Décédée en 2017 à l’âge de 73 ans, Marie-Marcelle Godbout était considérée par plusieurs comme la mère Teresa des personnes trans au Québec. Elle a fondé l’Association des Transsexuels (les) du Québec (devenu l’Aide aux Trans du Québec) et est l’une des premières personnes trans à avoir donné fièrement des entrevues à visage découvert.

Née en 1943, Mme Godbout a toujours été une femme.

«Du plus loin que je puisse aller dans mon enfance, à trois ou quatre ans, j’ai toujours été la personne que je suis présentement», confiait-elle alors qu’elle échangeait avec l’animatrice Liza Frulla, en 2000, sur les ondes de Radio-Canada.

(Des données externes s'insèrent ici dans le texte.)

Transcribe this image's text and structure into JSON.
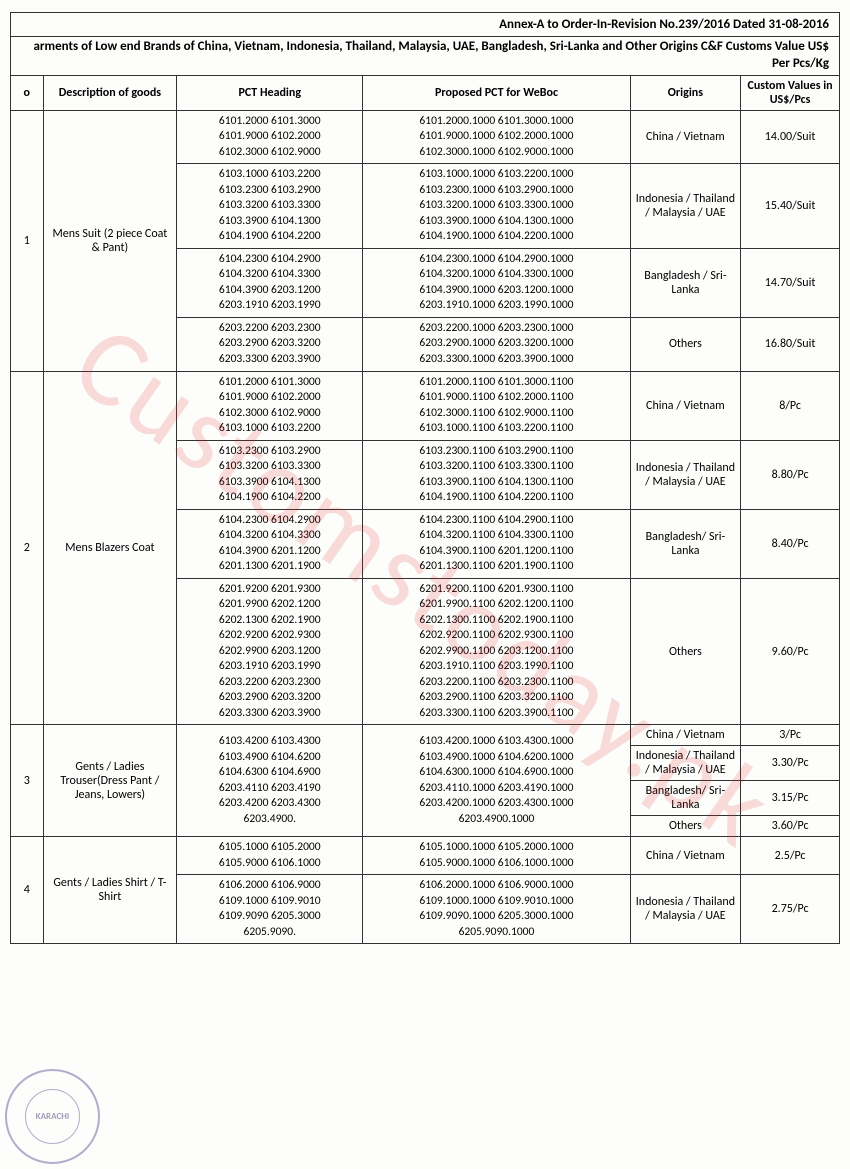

«J’ai toujours été une femme», confirmait-elle sur ce plateau de télévision. Selon ses dires, son frère a compris qu’elle était une fille alors qu’il n’avait que quatre ans. Certaines personnes ont fermé les yeux, mais plusieurs avaient compris depuis qu’elle était toute petite. C’était une évidence pour celle qui pointe le code génétique pour expliquer sa réalité.

Devenue adulte au terme d’une adolescence rendue plus difficile pour cette raison, Marie-Marcelle Godbout est l’une des premières personnes à avoir opté pour une chirurgie d’affirmation de genre, laquelle était évidemment très peu connue à l’époque.

«Je fais partie des premières, exposait-elle en l’an 2000. À l’époque, dans les années 1960, le simple fait de s’habiller en femme était criminel […] on risquait de faire de la prison. J’ai donc choisi de m’exiler à Vancouver où c’était beaucoup plus permissif. J’y ai vécu avec l’identité que j’ai présentement. Mais d’abord, j’ai été en thérapie durant deux ans, suivie par psychiatre, sexologue et psychologue», a-t-elle raconté.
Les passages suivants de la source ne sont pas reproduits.